THE ARIZONA REPUBLIC - 5th DECEMBER 2001

Color her content: Sheena living good life

By Randy Cordova
Don't think for a minute that Sheena Easton misses the whirlwind of celebrity that surrounded her throughout the '80s.

"I got it out of my system," she says, her voice still retaining its sweet Scottish brogue. "All I did for my entire 20s was work and travel. I would do three or four different things at the same time, and it didn't stop."

She's not exaggerating. If she wasn't pumping out hit records such as For Your Eyes Only, Strut and You Could Have Been With Me, she was touring, doing TV or appearing onstage. It kept her busy: For the '80s and a good part of the '90s, she was a household name.

"I figured out what it was about," Easton says from her home in Los Angeles. "Record an album, tour on the album, do TV to promote the album. It became, 'OK, I get it. This is how it works.' And it doesn't change. Whether your single was at No. 1 or if it stiffed, it was all the same."

She pretty much put the brakes on her career when she hit her mid-30s. She adopted Jake, now 7, and Skylar, now 6. The single mom channeled her energy into work that would keep her off the road and near her children.

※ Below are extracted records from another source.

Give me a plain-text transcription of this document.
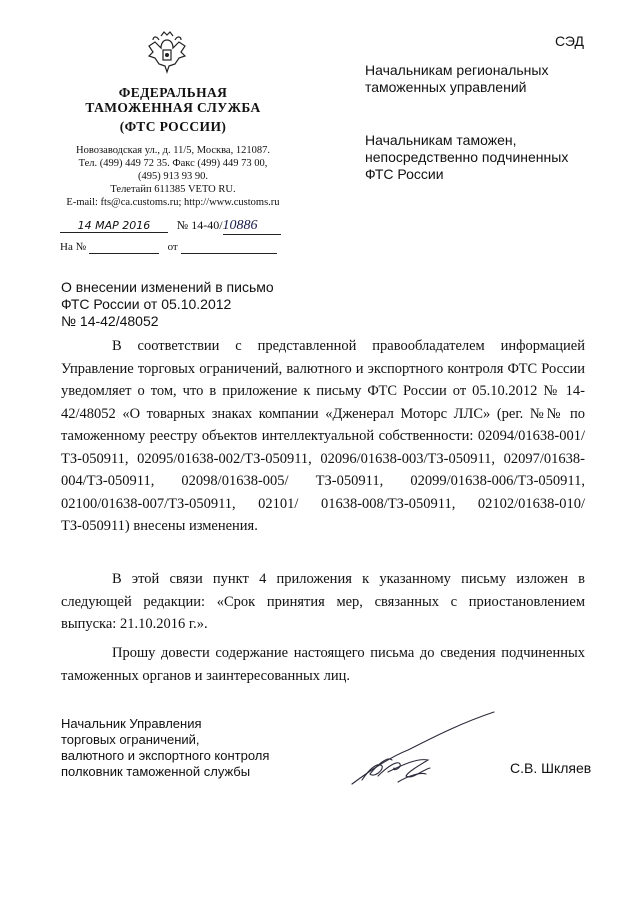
СЭД
ФЕДЕРАЛЬНАЯ
ТАМОЖЕННАЯ СЛУЖБА
(ФТС РОССИИ)
Новозаводская ул., д. 11/5, Москва, 121087.
Тел. (499) 449 72 35. Факс (499) 449 73 00,
(495) 913 93 90.
Телетайп 611385 VETO RU.
E-mail: fts@ca.customs.ru; http://www.customs.ru
14 МАР 2016 № 14-40/10886
На №	от
Начальникам региональных
таможенных управлений
Начальникам таможен,
непосредственно подчиненных
ФТС России
О внесении изменений в письмо
ФТС России от 05.10.2012
№ 14-42/48052

В соответствии с представленной правообладателем информацией Управление торговых ограничений, валютного и экспортного контроля ФТС России уведомляет о том, что в приложение к письму ФТС России от 05.10.2012 № 14-42/48052 «О товарных знаках компании «Дженерал Моторс ЛЛС» (рег. №№ по таможенному реестру объектов интеллектуальной собственности: 02094/01638-001/ТЗ-050911, 02095/01638-002/ТЗ-050911, 02096/01638-003/ТЗ-050911, 02097/01638-004/ТЗ-050911, 02098/01638-005/ ТЗ-050911, 02099/01638-006/ТЗ-050911, 02100/01638-007/ТЗ-050911, 02101/ 01638-008/ТЗ-050911, 02102/01638-010/ТЗ-050911) внесены изменения.

В этой связи пункт 4 приложения к указанному письму изложен в следующей редакции: «Срок принятия мер, связанных с приостановлением выпуска: 21.10.2016 г.».

Прошу довести содержание настоящего письма до сведения подчиненных таможенных органов и заинтересованных лиц.

Начальник Управления
торговых ограничений,
валютного и экспортного контроля
полковник таможенной службы	С.В. Шкляев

That's one reason she's touring alongside Michael McDonald, Oleta Adams and Peabo Bryson in "The Colors of Christmas," a holiday bash in which she'll sing some of her hits - no, not Sugar Walls - and seasonal tunes. The tour makes a stop at Celebrity Theater on Saturday.

"It's fun. It's four weeks. We're on a bus telling our war stories. It's a nice tour. But if it were three months on the road, it wouldn't be quite so charming."

These days, the 42-year-old's career consists of corporate gigs ("My bread and butter," she says), voice-over work and casino shows. This year, she enjoyed a major success with a four-month run headlining at the Las Vegas Hilton. She will return for all of 2002.

"Now I'm singing songs that are meaningful to me," she says. "I did so many years of touring where you're a slave to the latest album. Now, I do some of the hits - that's the reason I'm up there in the first place - but I put in songs that give you an inkling into what's going on in my personal life."

What is going on with Easton personally? She's a devoted mother, something she sang about on her lovely 1999 CD Home. And she's engaged to a plastic surgeon, something she jokes about in her stage act.

Despite the ups and downs, she sounds genuinely content.

"I'm really happy right now," she says. "What lights me up is being a mom and singing. That's what I'm about now. It's not about what's going to make me the most famous. I don't care about that kind of stuff anymore."

But never say never. Easton released a diva-inspired disc last year, Fabulous, that did well in some parts of Europe. It reminded her of her heyday.

"Who knows?" she says laughing. "I guess there's a chance that when I'm in my 50s, the hormones could kick in and I'll buy a pair of thigh-high patent-leather boots and go out and tour. But if that happens, please, give me a Prozac."